Benchmarking Cloud VMs
Once in a while I compare the performance vs cost benefits of cloud vendors. In this case I just need to compare virtual machines, which is by far the most used service out there, so I guess sharing these results should be useful to many people.
Constrains
I am automating things are a pretty high degree so the vendors I am looking at should have a decent API that would allow me to create and destroy servers without ever going into the web admin interface.
I only care about compute for this project so we are only comparing that. There will be no added value if a vendor has features that we don’t use.
Methodology
By analyzing the offerings, I will choose some vendors and an instance type that is equivalent and the most cost effective.
Thus, the chosen instance size was 8G RAM and 4 vCPUs and the vendors are:
- Amazon Web Services
- Google Compute Engine
- Digital Ocean
- Linode
- Scaleway
We will test, CPU, Disk IO, memory and network bandwidth.
Environment
All tests would be done on Debian 8 because it has fairly recent tooling and it’s a popular and well maintained distro.
apt-get install fio sysbench ioping
Disk
All the instances had 100G SSD attached.
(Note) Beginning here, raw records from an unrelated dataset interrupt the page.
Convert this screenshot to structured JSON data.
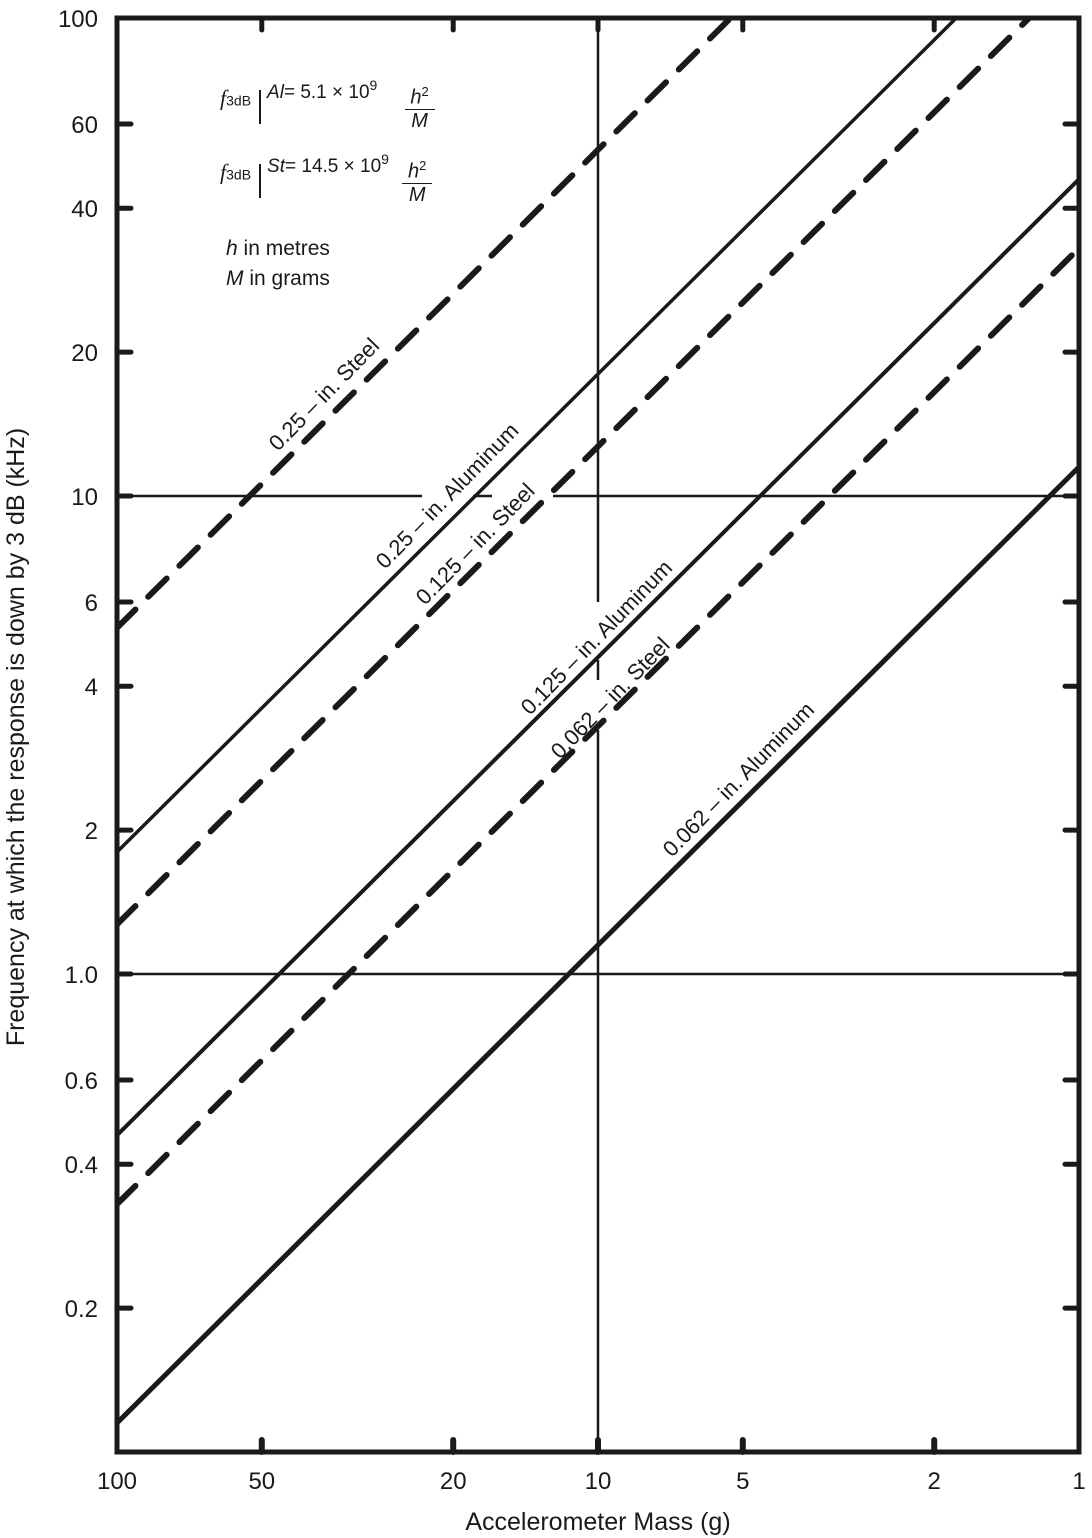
{
  "chart_data": {
    "type": "line",
    "title": "",
    "xlabel": "Accelerometer Mass (g)",
    "ylabel": "Frequency at which the response is down by 3 dB (kHz)",
    "xscale": "log",
    "yscale": "log",
    "x_reversed": true,
    "xlim": [
      100,
      1
    ],
    "ylim": [
      0.1,
      100
    ],
    "x_ticks": [
      100,
      50,
      20,
      10,
      5,
      2,
      1
    ],
    "x_tick_labels": [
      "100",
      "50",
      "20",
      "10",
      "5",
      "2",
      "1"
    ],
    "y_ticks": [
      100,
      60,
      40,
      20,
      10,
      6,
      4,
      2,
      1.0,
      0.6,
      0.4,
      0.2
    ],
    "y_tick_labels": [
      "100",
      "60",
      "40",
      "20",
      "10",
      "6",
      "4",
      "2",
      "1.0",
      "0.6",
      "0.4",
      "0.2"
    ],
    "grid": {
      "x": [
        10
      ],
      "y": [
        10,
        1.0
      ]
    },
    "legend": "none (inline labels)",
    "series": [
      {
        "name": "0.25 – in. Steel",
        "style": "dashed",
        "x": [
          100,
          10,
          5.3
        ],
        "y": [
          5.3,
          53,
          100
        ]
      },
      {
        "name": "0.25 – in. Aluminum",
        "style": "solid",
        "x": [
          100,
          10,
          1.8
        ],
        "y": [
          1.8,
          18,
          100
        ]
      },
      {
        "name": "0.125 – in. Steel",
        "style": "dashed",
        "x": [
          100,
          10,
          1.27
        ],
        "y": [
          1.27,
          12.7,
          100
        ]
      },
      {
        "name": "0.125 – in. Aluminum",
        "style": "solid",
        "x": [
          100,
          10,
          1
        ],
        "y": [
          0.46,
          4.6,
          46
        ]
      },
      {
        "name": "0.062 – in. Steel",
        "style": "dashed",
        "x": [
          100,
          10,
          1
        ],
        "y": [
          0.33,
          3.3,
          33
        ]
      },
      {
        "name": "0.062 – in. Aluminum",
        "style": "solid",
        "x": [
          100,
          10,
          1
        ],
        "y": [
          0.115,
          1.15,
          11.5
        ]
      }
    ],
    "annotations": {
      "formula_al": {
        "lhs": "f",
        "lhs_sub": "3dB",
        "material": "Al",
        "coef": "= 5.1 × 10",
        "exp": "9",
        "num": "h",
        "num_exp": "2",
        "den": "M"
      },
      "formula_st": {
        "lhs": "f",
        "lhs_sub": "3dB",
        "material": "St",
        "coef": "= 14.5 × 10",
        "exp": "9",
        "num": "h",
        "num_exp": "2",
        "den": "M"
      },
      "note_h_var": "h",
      "note_h_text": " in metres",
      "note_m_var": "M",
      "note_m_text": " in grams"
    }
  }
}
Performance will vary significantly here because they use different technologies.
Random RW
fio --ioengine=libaio --direct=1 --bs=4k --iodepth=64 --size=5G --rw=randrw --gtod_reduce=1 --name=rw
Random Read
fio --ioengine=libaio --direct=1 --bs=4k --iodepth=64 --size=5G --rw=randread --gtod_reduce=1 --name=read
Random Write
fio --ioengine=libaio --direct=1 --bs=4k --iodepth=64 --size=5G --rw=randwrite --gtod_reduce=1 --name=write
CPU
We are running the tests with a different number of threads in order to observe if performance scales well as we increase the number of cores.
These tests should be repeated a few hours apart to determine observe if the CPU performance looks predictable or if there is a big chance for noisy neighbors.
for each in 1 2 4; do sysbench --test=cpu --cpu-max-prime=20000 --num-threads=$each run|grep "execution time"; done
Memory
sysbench --test=memory --num-threads=4 run | grep "execution time"
Bandwidth
-
On machine A
iperf -s -p 81
-
On machine B
iperf -c 10.150.0.146 -i 1 -t 60 -V -p 81
Results
Notes:
Amazon and Google both limit IO performance according to disk size. They both can perform very well with way more expensive storage. Scaleway offers a very interesting cloud offering with both physical and virtual servers. I tested both and each one is OK for a different job.
Conclusions:
- There is a huge difference in the cloud offering.
- Compute at Amazon is very expensive compared with others.
- I chose Linode in this case because peformance is really good at it’s price point.
- Out of these 5 vendors Scaleway seems the cheapest as of January 2017, but it depends on what do you need. To achive such a low cost they use commodity hardware with Atom CPUs but that is fine since it’s reflected in the price.
- Remember that in the cloud, CPUs, RAM, disks are not created equal.